The so-called Boston Strangler terrorized a city and fascinated a nation, including my grandfather Gerold Frank, an author and journalist who traveled to Boston and became the only writer embedded in the state task force overseeing America’s largest manhunt yet. His bestseller about this hunt, The Boston Strangler, was adapted into a 1968 film starring Tony Curtis and Henry Fonda, spurring a veritable crime industry of great staying power.
On March 17, Hulu premiered the latest addition to the oeuvre with Boston Strangler, starring Keira Knightley and Carrie Coon as two groundbreaking reporters who will break history and pound the pavement until the truth emerges and achieves a measure of justice becomes.
Gerold has interviewed all the key figures in the investigation, including reporter Loretta McLaughlin and the Keira Knightley character, over the three years that he has covered the case. And his seat in the front row of history tells a story that differs in important respects from the one that hit the big screen this week.
Written and directed by Matt Ruskin (Crown Heights), the Hulu film stars McLaughlin as a lone seeker of truth who stands against a wall of obstacles, mostly men who are more interested in power and profit than learning the truth or seeking justice . McLaughlin and her colleague Jean Cole (played by Coon) must push the investigators to get their job done. Through their persistent reporting, they identify a prime suspect, a handyman named Albert DeSalvo, whom police in their incompetence assumed was behind bars during the killing spree and could not be the culprit. Because of the women’s persistence, the state eventually takes over the hunt for the man or men responsible for the Boston women’s siege.

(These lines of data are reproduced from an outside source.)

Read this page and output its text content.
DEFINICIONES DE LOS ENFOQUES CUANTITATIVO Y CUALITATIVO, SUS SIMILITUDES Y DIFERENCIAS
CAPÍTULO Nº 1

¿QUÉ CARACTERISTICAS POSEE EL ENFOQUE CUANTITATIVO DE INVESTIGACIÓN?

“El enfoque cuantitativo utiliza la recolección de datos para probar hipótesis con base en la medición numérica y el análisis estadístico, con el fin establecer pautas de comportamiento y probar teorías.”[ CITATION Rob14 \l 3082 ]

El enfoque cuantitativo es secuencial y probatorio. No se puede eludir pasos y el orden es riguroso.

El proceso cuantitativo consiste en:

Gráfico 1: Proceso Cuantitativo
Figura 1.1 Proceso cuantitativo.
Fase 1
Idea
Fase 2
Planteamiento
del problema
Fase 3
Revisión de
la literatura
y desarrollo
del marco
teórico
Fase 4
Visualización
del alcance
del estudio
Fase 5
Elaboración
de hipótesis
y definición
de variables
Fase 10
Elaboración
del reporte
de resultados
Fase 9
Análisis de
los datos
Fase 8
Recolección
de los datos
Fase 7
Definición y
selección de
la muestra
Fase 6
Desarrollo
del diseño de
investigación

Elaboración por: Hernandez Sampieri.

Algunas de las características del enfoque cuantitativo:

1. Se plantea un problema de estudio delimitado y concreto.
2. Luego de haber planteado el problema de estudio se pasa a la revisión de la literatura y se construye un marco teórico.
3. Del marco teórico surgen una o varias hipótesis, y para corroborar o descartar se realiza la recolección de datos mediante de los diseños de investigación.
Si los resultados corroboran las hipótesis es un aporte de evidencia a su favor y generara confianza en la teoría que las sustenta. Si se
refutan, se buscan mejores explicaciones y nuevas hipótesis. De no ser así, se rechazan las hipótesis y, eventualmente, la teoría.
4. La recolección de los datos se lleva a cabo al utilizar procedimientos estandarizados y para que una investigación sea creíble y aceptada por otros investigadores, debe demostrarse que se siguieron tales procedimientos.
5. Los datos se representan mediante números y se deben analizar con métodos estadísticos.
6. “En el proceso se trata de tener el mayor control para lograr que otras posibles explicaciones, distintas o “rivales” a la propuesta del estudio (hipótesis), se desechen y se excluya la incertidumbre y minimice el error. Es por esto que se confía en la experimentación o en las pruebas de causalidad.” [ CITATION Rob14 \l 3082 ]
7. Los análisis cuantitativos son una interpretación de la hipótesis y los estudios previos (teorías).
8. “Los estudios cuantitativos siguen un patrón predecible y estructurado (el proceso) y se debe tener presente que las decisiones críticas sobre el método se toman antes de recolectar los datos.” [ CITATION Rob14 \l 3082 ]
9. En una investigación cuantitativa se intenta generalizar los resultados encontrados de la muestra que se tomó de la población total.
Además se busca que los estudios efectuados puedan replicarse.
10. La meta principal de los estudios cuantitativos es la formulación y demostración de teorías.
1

In the latter half of the film, having almost single-handedly brought the investigation to life, McLaughlin begins to doubt that there was only one killer. A witness does not identify DeSalvo but his cellmate George Nassar as being at the scene, and a conspiracy theory is born: the inmates study press reports detailing the crimes and conspire to pin the constrictors on DeSalvo so the men can split them to get reward money for solving the crimes . DeSalvo makes a false confession and is briefed on the murder details by an investigator who is desperate to close the case. DeSalvo’s attorney, the infamous OJ Simpson’s F. Lee Bailey, keeps the confession out of court while securing a book deal that would make DeSalvo a fortune (and the enormous attorney’s fees). And police and state officials, shielded by male newspaper editors, declare victory to a city desperate to move on, basking in the glory of having rescued Boston’s women from a reign of terror.
“You all created a myth,” Nassar tells McLaughlin, who finally gets tapes confirming in the film that the confessions were trained. People wanted to believe it was DeSalvo, he explains, because the alternative was too unsettling — that there are a lot of DeSalvos out there, “and your safe little world is just an illusion.” An “s” is added to a heading at the end to indicate the new consensus that there are multiple “Boston Stranglers”.
The film’s message is clear: As McLaughlin says, “No one bothered to find out the truth, and people got away with murder.” Men, especially, sought political, personal, and financial gain before committing themselves to the views or ensured the safety of women.
The problem is that the real McLaughlin never believed in the conspiracy story the film portrays, particularly the notion that there were multiple killers. (The film says it was “inspired” by real events, although an earlier script said it was “based on a true story,” and press material still calls it that.) In 1965, mid-hunt, she told mine Grandfather that it went against logic that there would be several psychopaths walking around Boston strangling women and arranging crime scenes in similar, grotesque patterns. She reiterated her belief in a single killer in a 1992 op-ed, and said of the 13 murders in a 2005 interview that “the killer, I’m convinced, was Albert DeSalvo, no question.”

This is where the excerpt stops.